Bagikan:

JAKARTA - Direktur Jenderal Energi Baru, Terbarukan dan Konservasi Energi (EBTKE) Kementerian Energi dan Sumber Daya Mineral (ESDM) Eniya Listiani Dewi mengungkapkan, saat ini kementeriannya tengah mengkaji opsi untuk mengalihkan ekspor crude palm oil (CPO) atau minyak sawit mentah yang ditujukan kepada negara di Eropa untuk digunakan bagi kebutuhan dalam negeri.

Adapun besaran CPO yang bakal dialihkan sebesar 3 hingga 5 juta ton CPO dan direncanakan akan digunakan bagi program mandatory biodiesel B50 yang merupakan campuran 50 persen solar dan 50 persen CPO.

"Nanti ada skenario misal kita ke B50 idenya Pak Mentan menyatakan bahwa pungutan ekspor kan bisa naik, kita dapat harga internasional CPO bisa dijual tinggi, caranya mungkin kita yang Eropa ditahan dulu jadi enggak kirim ke Eropa," ujarnya yang dikutip Selasa 10 September.

Dikatakan Eniya, hal ini sejatinya merupakan ide Menteri Pertanian (Mentan) Amran Sulaiman untuk mengalihkan ekspor CPO Indonesia yang tertahan imbas regulasi Eropa terkait EU Deforestation Regulation (EUDR).

"Eropa paling ribut masalah CPO, ya tidak usah dikirim saja! Sehingga harga ke negara lain bisa naik, sehingga pungutan ekspor bisa dapat lebih banyak," sambung Eniya.

Hadir dalam kesempatan yang sama, Direktur Bioenergi Kementerian ESDM Edi Wibowo menyebut hingga saat ini terdapat 3 hingga 5 juta ton CPO Indonesia yang masih tertahan imbas kebijakan tersebut. Program ini juga sejalan dengan pernyataan Presiden Terpilih, Prabowo Subianto yang menyatakan akan memanfaatkan CPO untuk kebutuhan biodiesel.

"Selisih antara 3-5 juta ton yang selama ini diekspor ke Eropa jadi masalah di sana, daripada digunakan di sana, kemarin kan disampaikan Pak Prabowo, daripada kamu tidak mau beli, aku akan menggunakan dalam negeri salah satunya untuk program Kementan, itu yang didorong B50," beber Edi.

Sementara itu program biodiesel 50 akan dipercepat penerapannya di masa pemerintahan Prabowo Sumbianto-Gibran Rakabuming Raka.

Awalnya, program tersebut ditargetkan dimulai pada 2029, namun dipercepat menjadi tahun depan.

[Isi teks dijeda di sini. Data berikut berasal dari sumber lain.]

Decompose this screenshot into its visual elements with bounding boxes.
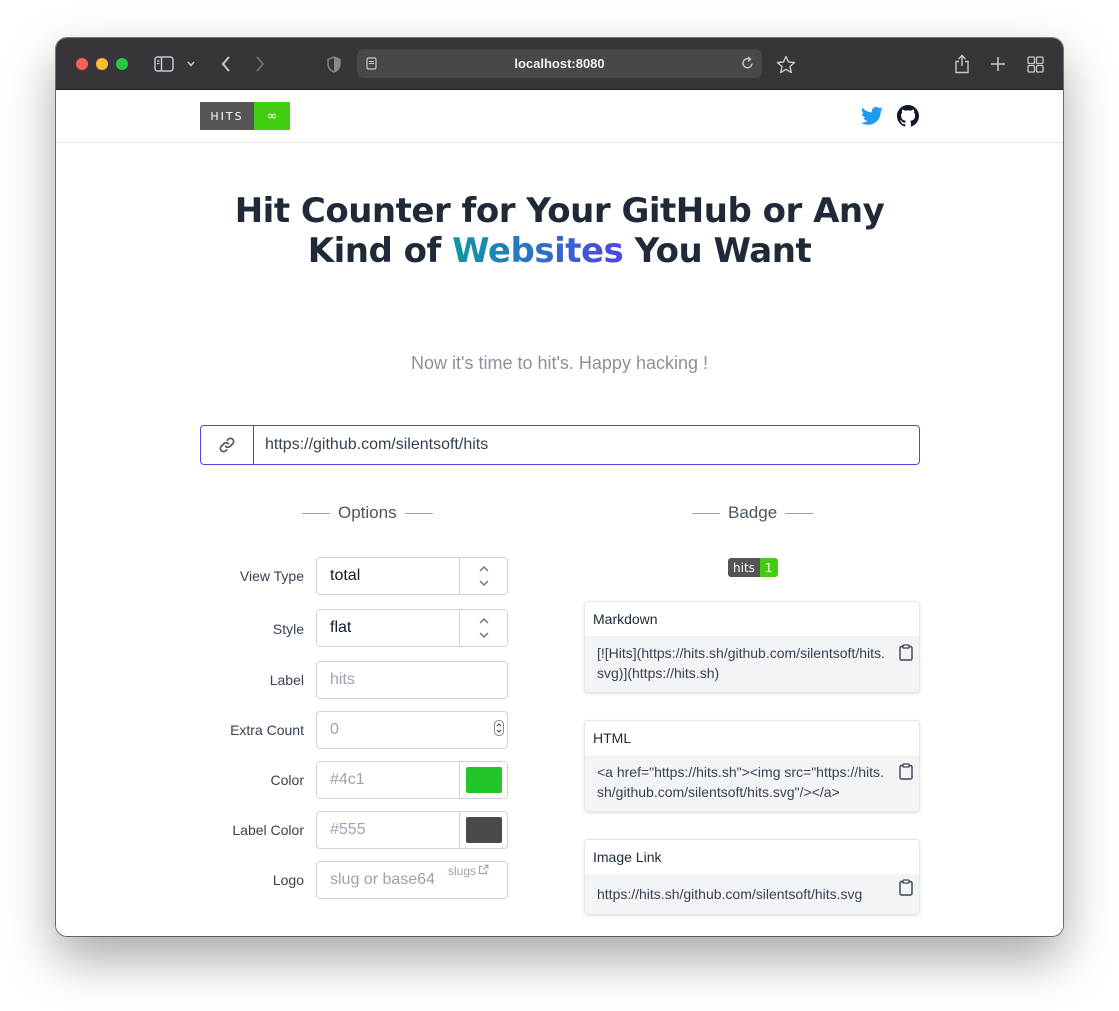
image-link-code: https://hits.sh/github.com/silentsoft/hi… (597, 886, 863, 902)
color-label: Color (270, 772, 304, 788)
top-navbar: HITS ∞ (56, 91, 1063, 143)
color-input[interactable]: #4c1 (316, 761, 508, 799)
color-picker[interactable] (459, 762, 507, 798)
label-color-label: Label Color (232, 822, 304, 838)
page-icon (366, 57, 377, 73)
html-card: HTML <a href="https://hits.sh"><img src=… (584, 720, 920, 812)
color-placeholder: #4c1 (330, 771, 365, 788)
zoom-window-button[interactable] (116, 58, 128, 70)
hero-heading: Hit Counter for Your GitHub or Any Kind … (56, 191, 1063, 271)
browser-window: localhost:8080 HITS ∞ Hit Counter for Yo… (56, 38, 1063, 936)
divider (692, 512, 720, 514)
badge-heading-text: Badge (728, 503, 778, 522)
options-heading-text: Options (338, 503, 397, 522)
hero-line-1: Hit Counter for Your GitHub or Any (234, 191, 885, 231)
view-type-label: View Type (239, 568, 304, 584)
html-code: <a href="https://hits.sh"><img src="http… (597, 764, 884, 800)
html-code-box[interactable]: <a href="https://hits.sh"><img src="http… (585, 755, 919, 811)
hero-line-2-post: You Want (623, 231, 812, 271)
hero-line-2: Kind of Websites You Want (56, 231, 1063, 271)
browser-titlebar: localhost:8080 (56, 38, 1063, 90)
chevron-updown-icon (459, 558, 507, 594)
markdown-code-box[interactable]: [![Hits](https://hits.sh/github.com/sile… (585, 636, 919, 692)
view-type-value: total (330, 567, 361, 584)
badge-preview-count: 1 (759, 558, 778, 577)
label-color-picker[interactable] (459, 812, 507, 848)
label-color-swatch (465, 817, 502, 843)
style-label: Style (272, 621, 304, 637)
bookmark-star-icon[interactable] (774, 52, 798, 76)
view-type-select[interactable]: total (316, 557, 508, 595)
badge-preview: hits 1 (728, 558, 778, 577)
label-color-input[interactable]: #555 (316, 811, 508, 849)
forward-icon[interactable] (250, 52, 270, 76)
color-swatch (465, 767, 502, 793)
url-input-group[interactable]: https://github.com/silentsoft/hits (200, 425, 920, 465)
back-icon[interactable] (216, 52, 236, 76)
reload-icon[interactable] (741, 56, 754, 73)
divider (785, 512, 814, 514)
minimize-window-button[interactable] (96, 58, 108, 70)
badge-preview-label: hits (728, 558, 760, 577)
logo-label: Logo (272, 872, 304, 888)
html-title: HTML (593, 730, 632, 746)
label-input[interactable]: hits (316, 661, 508, 699)
markdown-card: Markdown [![Hits](https://hits.sh/github… (584, 601, 920, 693)
clipboard-icon[interactable] (899, 644, 913, 666)
markdown-code: [![Hits](https://hits.sh/github.com/sile… (597, 645, 885, 681)
style-select[interactable]: flat (316, 609, 508, 647)
hero-line-2-pre: Kind of (307, 231, 453, 271)
address-bar[interactable]: localhost:8080 (357, 49, 762, 78)
label-color-placeholder: #555 (330, 821, 366, 838)
privacy-shield-icon[interactable] (324, 52, 344, 76)
label-field-label: Label (269, 672, 304, 688)
hero-highlight: Websites (452, 231, 624, 271)
github-icon[interactable] (896, 104, 920, 133)
badge-heading: Badge (692, 501, 814, 525)
url-input[interactable]: https://github.com/silentsoft/hits (254, 426, 919, 464)
logo-count: ∞ (254, 102, 290, 130)
tab-overview-icon[interactable] (1023, 52, 1047, 76)
share-icon[interactable] (950, 52, 974, 76)
chevron-updown-icon (459, 610, 507, 646)
chevron-down-icon[interactable] (184, 52, 198, 76)
close-window-button[interactable] (76, 58, 88, 70)
label-input-placeholder: hits (330, 671, 355, 688)
extra-count-placeholder: 0 (330, 721, 339, 738)
markdown-title: Markdown (593, 611, 658, 627)
logo-label: HITS (200, 102, 254, 130)
extra-count-input[interactable]: 0 (316, 711, 508, 749)
extra-count-label: Extra Count (230, 722, 304, 738)
clipboard-icon[interactable] (899, 763, 913, 785)
spinner-icon[interactable] (494, 719, 504, 741)
new-tab-icon[interactable] (986, 52, 1010, 76)
image-link-card: Image Link https://hits.sh/github.com/si… (584, 839, 920, 915)
slugs-link-text: slugs (448, 864, 477, 878)
clipboard-icon[interactable] (899, 879, 913, 901)
style-value: flat (330, 619, 352, 636)
address-text: localhost:8080 (514, 56, 605, 71)
options-heading: Options (302, 501, 433, 525)
hits-logo[interactable]: HITS ∞ (200, 102, 290, 130)
external-link-icon (478, 864, 489, 878)
slugs-link[interactable]: slugs (448, 864, 489, 878)
page-content: HITS ∞ Hit Counter for Your GitHub or An… (56, 91, 1063, 936)
sidebar-toggle-icon[interactable] (152, 52, 176, 76)
image-link-title: Image Link (593, 849, 662, 865)
link-icon (201, 426, 254, 464)
divider (404, 512, 433, 514)
hero-subtitle: Now it's time to hit's. Happy hacking ! (411, 353, 708, 373)
divider (302, 512, 330, 514)
image-link-code-box[interactable]: https://hits.sh/github.com/silentsoft/hi… (585, 874, 919, 914)
twitter-icon[interactable] (860, 104, 884, 133)
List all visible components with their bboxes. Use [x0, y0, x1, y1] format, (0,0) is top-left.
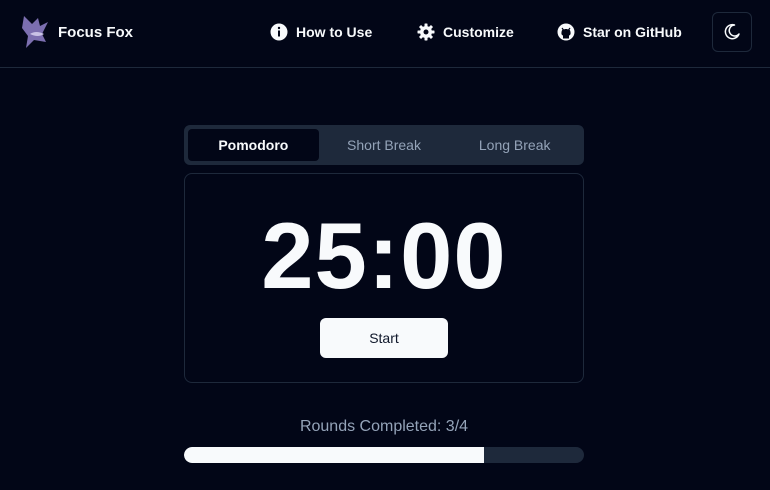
tab-pomodoro[interactable]: Pomodoro: [188, 129, 319, 161]
app-header: Focus Fox How to Use Customize Star on G…: [0, 0, 770, 68]
timer-mode-tabs: Pomodoro Short Break Long Break: [184, 125, 584, 165]
star-on-github-link[interactable]: Star on GitHub: [557, 20, 682, 44]
customize-link[interactable]: Customize: [417, 20, 514, 44]
tab-short-break[interactable]: Short Break: [319, 129, 450, 161]
how-to-use-link[interactable]: How to Use: [270, 20, 372, 44]
rounds-progress-bar: [184, 447, 584, 463]
how-to-use-label: How to Use: [296, 24, 373, 40]
fox-logo-icon: [22, 16, 48, 48]
brand[interactable]: Focus Fox: [20, 12, 133, 52]
rounds-completed-label: Rounds Completed: 3/4: [299, 418, 469, 435]
start-button[interactable]: Start: [320, 318, 448, 358]
rounds-progress-fill: [184, 447, 484, 463]
gear-icon: [417, 23, 435, 41]
theme-toggle-button[interactable]: [712, 12, 752, 52]
customize-label: Customize: [443, 24, 514, 40]
timer-display: 25:00: [261, 203, 507, 308]
star-on-github-label: Star on GitHub: [583, 24, 682, 40]
timer-card: 25:00 Start: [184, 173, 584, 383]
moon-icon: [724, 23, 740, 40]
tab-long-break[interactable]: Long Break: [449, 129, 580, 161]
brand-name: Focus Fox: [58, 23, 134, 41]
info-icon: [270, 23, 288, 41]
github-icon: [557, 23, 575, 41]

Menanggapi rencana ini, Analis Kebijakan Madya Pusat Kebijakan Pendapatan Negara (PKPN) Badan Kebijakan Fiskal (BKF) Kementerian Keuangan (Kemenkeu), Nursidik Istiawan mengaku belum melakukan kajian terkait dampak implementasi program Prabowo-Gibran tersebut.

“B50 dampak ke ekspor, kami belum melakukan perhitungan ke arah sana,” ujar Nursidik dalam Press Tour Kontribusi Sawit untuk APBN dan Perekonomian, ditulis Jumat, 30 Agustus.

Sementara itu, Ketua Umum Gabungan Pengusaha Kelapa Sawit Indonesia (Gapki) Eddy Martono mengatakan penerapan B50 akan menyedot produksi kelapa sawit yang dialokasi untuk ekspor.

Berdasarkan data Gapki, produksi minyak kelapa sawit mentah atau crude palm oil (CPO) dalam negeri tercatat 54,84 juta ton. Produksi tersebut diserap untuk konsumsi sebanyak 24,34 juta ton.